« Ecritures carnassières », d’Ervé : écrit sur le bitume parisien

« Ecritures carnassières » est un premier livre et un récit autobiographique profondément littéraire, qui va bien au-delà du témoignage du SDF qu’est son auteur. 
article par Macha Séry publié sur le site lemonde.fr , le 19 05 2022 

«Ecritures carnassières», d’Ervé, préface de Guy Birenbaum, Maurice Nadeau, « A vif », 150 p., 17 €, numérique 13 €.

Il a 50 ans, « deux poumons » affectifs – ses filles de 10 et 7 ans, qu’il voit épisodiquement – et une vie au ras du sol. Ervé est né de père inconnu et d’une « petite boule puante », selon l’expression qu’il emploie dans Ecritures carnassières, son premier livre. Il fut placé très tôt, comme ses deux frères, mais séparément, dans un foyer de la Ddass. Enfant, il s’échappait de l’établissement à l’aube pour admirer l’adresse et la délicatesse d’« araignées à cul blanc » qu’il affectionnait quand elles terrifiaient les autres gamins. Comme il ratait le petit déjeuner, on le privait de déjeuner en guise de punition. Ervé était également affamé d’autre chose : de tendresse, de liberté.

Aujourd’hui, il porte longs une barbe en triangle et des cheveux grisonnants en réaction à la tonte bimestrielle que le coiffeur de la Ddass lui infligeait jadis pour éviter les poux. Peut-être est-ce d’être né sous une mauvaise étoile qui l’a conduit à dormir sous le ciel et ses intempéries depuis vingt-deux ans.

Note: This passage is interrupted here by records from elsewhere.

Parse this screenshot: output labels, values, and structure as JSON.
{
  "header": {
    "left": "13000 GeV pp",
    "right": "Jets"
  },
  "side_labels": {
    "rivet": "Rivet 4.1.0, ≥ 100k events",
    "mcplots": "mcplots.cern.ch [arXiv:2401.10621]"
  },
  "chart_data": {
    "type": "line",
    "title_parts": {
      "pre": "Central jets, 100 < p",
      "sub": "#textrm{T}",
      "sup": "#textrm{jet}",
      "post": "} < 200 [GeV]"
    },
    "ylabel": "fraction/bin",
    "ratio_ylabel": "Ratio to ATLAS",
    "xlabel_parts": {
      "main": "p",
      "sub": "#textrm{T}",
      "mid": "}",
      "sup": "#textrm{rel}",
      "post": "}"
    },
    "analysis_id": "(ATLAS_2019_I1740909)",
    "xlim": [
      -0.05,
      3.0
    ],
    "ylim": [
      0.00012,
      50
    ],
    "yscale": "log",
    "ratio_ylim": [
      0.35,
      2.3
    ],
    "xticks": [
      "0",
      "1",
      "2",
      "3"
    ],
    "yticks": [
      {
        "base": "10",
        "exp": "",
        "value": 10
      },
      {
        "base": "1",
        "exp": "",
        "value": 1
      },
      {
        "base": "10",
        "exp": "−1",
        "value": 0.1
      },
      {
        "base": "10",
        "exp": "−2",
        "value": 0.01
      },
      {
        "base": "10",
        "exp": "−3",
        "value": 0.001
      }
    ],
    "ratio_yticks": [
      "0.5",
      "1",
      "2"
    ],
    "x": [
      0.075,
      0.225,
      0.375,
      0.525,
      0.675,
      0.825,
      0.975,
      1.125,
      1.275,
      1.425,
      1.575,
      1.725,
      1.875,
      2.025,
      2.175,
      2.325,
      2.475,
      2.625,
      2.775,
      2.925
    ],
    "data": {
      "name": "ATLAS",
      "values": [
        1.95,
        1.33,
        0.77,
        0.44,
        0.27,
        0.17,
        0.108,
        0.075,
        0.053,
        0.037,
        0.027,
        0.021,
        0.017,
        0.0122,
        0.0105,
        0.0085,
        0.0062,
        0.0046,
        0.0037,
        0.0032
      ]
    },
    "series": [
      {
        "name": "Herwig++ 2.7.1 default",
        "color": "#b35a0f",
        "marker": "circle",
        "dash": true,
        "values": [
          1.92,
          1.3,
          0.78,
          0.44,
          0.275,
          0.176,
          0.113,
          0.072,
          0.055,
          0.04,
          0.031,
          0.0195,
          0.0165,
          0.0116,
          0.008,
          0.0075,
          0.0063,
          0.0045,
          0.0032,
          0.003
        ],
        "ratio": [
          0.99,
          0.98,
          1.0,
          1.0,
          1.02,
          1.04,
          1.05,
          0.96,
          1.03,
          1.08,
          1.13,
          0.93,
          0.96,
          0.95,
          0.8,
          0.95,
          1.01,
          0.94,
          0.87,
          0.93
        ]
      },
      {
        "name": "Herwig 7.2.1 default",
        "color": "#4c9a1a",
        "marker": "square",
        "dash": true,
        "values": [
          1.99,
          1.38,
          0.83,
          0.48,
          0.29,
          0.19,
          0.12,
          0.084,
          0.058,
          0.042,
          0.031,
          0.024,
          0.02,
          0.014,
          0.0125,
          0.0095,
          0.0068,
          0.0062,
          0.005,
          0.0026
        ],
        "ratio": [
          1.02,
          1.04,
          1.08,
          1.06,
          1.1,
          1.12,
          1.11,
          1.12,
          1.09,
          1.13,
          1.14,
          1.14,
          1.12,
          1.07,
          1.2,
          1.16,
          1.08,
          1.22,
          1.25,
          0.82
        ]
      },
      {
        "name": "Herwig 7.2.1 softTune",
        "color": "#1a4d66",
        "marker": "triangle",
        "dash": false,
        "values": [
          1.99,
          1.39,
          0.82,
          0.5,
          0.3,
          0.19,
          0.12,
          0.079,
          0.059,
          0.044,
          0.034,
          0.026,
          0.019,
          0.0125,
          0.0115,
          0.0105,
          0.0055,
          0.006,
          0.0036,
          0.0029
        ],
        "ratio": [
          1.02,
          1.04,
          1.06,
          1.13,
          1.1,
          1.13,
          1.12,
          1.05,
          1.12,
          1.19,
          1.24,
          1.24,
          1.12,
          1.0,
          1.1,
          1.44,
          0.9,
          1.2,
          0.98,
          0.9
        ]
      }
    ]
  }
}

Noircir toujours des carnets

Dans Ecritures carnassières, Ervé narre sa jeunesse abîmée, sa vie actuelle sur un trottoir du 10e arrondissement parisien, le premier café de la journée, la première bière, la manche, les rixes entre poivrots. Il se souvient d’un concert de Léo Ferré sous l’escorte d’un éducateur, son tabassage nocturne par deux jeunes bourgeois avinés, le premier confinement passé chez des amis à Antibes. Il décrit son irrémédiable solitude, l’ennui qui s’étire et la frénésie qui l’habite de noircir toujours des carnets – de prose, de poésie, de chansons, de dessins.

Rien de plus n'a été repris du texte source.